Se svanisce il senso del Sacro, la morte è soltanto un trascurabile
accidente aristotelico, sterilizzabile con il silenzio o con la
dissimulazione.
Ma
la morte, cancellata, si vendica ricomparendo nella forma del
Grottesco. Ed è quello che accade appunto dai tempi degli applausi a
Pertini, del contrappunto anodino tra i fischi ai ministri e gli
applausi a Scalfaro nella cattedrale di Palermo: diretti arcavoli
degli autoscatti di stamattina, barbarie di altro segno ma di natura
identica. Che sia incivile e squallido quanto perpetrato stamattina
al Nouvel, in margine all'inarrestabile avanzata dell'“esercito dei
selfie”, non andrebbe neppure sottolineato; non fosse che molta
dell'indignazione riguarda non tanto l'atto in sé, il che
basterebbe, ma la connotazione dei protagonisti. Quante volte, cioè
sempre, i fischi e gli insulti agli esponenti di governo durante le
cerimonie funebri conseguenti a disastri venivano sottolineati senza
tono censorio, quando non con evidente compiacimento. Se la turbativa
alla sacralità del rito è ammessa in un senso, allora difficilmente
può essere esecrata nell'altro. Proprio mentre la macabra
pagliacciata andava in scena, su un grande quotidiano nazionale
compariva un doppio paginone di reportage sullo stesso ministro degli
autoscatti, seguito in un viaggio al Sud: un reportage ancora una
volta segnato da quello sdegno antropologico, non distante da un
torvo razzismo non solo culturale, che impedisce l'interpretazione
del reale a chi si piccherebbe di orientarlo automaticamente in base
alle proprie immutabili convinzioni. Dipingere costui come una brutta
copia in sedicesimo del duce è fin troppo facile, così come
ritrarre i suoi seguaci alla stregua di un rozzo gregge di fanatici
descolarizzati. Dopo di che, si tratterebbe di comprendere perché
questo e altro avvenga. È purtroppo una comprensione non priva di
sgradevolezze, come non ne è privo il genere umano.
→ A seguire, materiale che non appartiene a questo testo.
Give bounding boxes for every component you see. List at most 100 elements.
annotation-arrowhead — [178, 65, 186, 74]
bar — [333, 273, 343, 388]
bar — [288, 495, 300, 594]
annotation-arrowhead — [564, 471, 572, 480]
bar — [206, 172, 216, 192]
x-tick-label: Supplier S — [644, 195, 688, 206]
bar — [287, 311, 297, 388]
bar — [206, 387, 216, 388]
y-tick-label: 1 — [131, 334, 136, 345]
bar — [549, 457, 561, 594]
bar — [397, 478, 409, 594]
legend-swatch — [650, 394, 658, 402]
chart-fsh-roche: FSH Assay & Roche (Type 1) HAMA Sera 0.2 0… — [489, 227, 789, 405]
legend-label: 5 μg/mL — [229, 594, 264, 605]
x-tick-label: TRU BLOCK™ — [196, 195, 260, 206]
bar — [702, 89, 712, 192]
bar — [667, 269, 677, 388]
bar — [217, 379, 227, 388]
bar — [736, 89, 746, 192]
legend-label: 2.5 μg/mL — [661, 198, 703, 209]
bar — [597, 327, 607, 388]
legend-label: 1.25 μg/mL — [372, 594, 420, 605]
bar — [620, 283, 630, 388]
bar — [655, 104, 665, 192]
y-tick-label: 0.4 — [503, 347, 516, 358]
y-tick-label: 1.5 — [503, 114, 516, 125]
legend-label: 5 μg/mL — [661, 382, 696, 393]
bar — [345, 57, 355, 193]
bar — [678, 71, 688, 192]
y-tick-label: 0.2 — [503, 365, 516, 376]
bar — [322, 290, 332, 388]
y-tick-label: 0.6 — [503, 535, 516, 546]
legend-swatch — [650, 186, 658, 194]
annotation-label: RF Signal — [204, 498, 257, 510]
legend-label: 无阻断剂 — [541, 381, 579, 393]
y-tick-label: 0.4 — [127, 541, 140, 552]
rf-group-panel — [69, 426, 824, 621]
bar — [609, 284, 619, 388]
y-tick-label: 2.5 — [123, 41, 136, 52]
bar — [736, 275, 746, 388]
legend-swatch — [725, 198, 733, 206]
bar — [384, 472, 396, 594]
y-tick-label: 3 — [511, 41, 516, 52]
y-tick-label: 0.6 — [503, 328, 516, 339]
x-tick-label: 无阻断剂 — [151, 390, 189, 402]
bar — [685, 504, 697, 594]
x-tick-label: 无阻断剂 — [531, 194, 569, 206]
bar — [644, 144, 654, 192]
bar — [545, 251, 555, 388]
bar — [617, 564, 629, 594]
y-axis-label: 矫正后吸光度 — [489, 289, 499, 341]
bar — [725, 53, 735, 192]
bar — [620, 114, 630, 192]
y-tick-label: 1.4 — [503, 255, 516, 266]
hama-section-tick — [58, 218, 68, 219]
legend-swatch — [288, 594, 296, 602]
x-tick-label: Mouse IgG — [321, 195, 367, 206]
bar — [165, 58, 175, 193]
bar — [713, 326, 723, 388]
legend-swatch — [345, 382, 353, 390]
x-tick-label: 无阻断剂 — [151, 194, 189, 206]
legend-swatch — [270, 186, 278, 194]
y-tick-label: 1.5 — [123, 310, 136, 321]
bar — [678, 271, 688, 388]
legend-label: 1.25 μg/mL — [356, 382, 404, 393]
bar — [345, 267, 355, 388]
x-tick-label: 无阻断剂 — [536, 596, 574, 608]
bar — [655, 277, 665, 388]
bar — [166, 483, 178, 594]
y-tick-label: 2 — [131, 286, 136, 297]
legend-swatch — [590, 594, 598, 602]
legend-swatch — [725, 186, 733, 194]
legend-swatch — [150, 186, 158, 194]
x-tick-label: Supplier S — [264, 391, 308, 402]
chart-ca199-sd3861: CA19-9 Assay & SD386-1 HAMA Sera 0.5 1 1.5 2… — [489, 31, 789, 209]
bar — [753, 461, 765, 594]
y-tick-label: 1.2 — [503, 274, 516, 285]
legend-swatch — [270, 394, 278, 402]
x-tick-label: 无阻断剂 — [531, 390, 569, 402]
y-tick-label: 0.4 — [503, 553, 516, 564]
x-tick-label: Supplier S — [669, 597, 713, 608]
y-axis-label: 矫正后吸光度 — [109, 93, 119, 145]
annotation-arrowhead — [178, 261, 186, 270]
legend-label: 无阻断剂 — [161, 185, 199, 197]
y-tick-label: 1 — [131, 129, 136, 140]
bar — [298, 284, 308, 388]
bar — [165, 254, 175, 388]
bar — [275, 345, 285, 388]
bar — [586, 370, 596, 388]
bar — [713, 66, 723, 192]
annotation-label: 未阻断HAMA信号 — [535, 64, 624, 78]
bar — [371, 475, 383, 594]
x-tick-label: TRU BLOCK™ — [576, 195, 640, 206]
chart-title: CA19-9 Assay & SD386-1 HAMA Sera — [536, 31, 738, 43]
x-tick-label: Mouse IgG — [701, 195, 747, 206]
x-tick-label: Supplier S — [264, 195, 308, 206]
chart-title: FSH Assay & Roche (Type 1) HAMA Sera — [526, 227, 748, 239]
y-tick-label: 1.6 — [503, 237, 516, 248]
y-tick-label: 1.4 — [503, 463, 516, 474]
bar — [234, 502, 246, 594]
Ma una parte del
ceto intellettuale e mediatico continua ad avere seri problemi col
reale, respingendolo in blocco qualora non aderisca ai propri schemi
predefiniti.
La
notizia vera è che il secondo consiglio dei ministri genovese è
stato cancellato, per dissapori interni all'esecutivo sulla linea da
tenere riguardo alla società concessionaria della rete autostradale.
Credo che per onorare la memoria degli scomparsi la sola cosa da fare
sia avviare nell'immediato i lavori di progettazione e costruzione di
un ponte sicuro. Il resto è società dello spettacolo. Roba di mezzo
secolo fa, quindi di oggi e di sempre.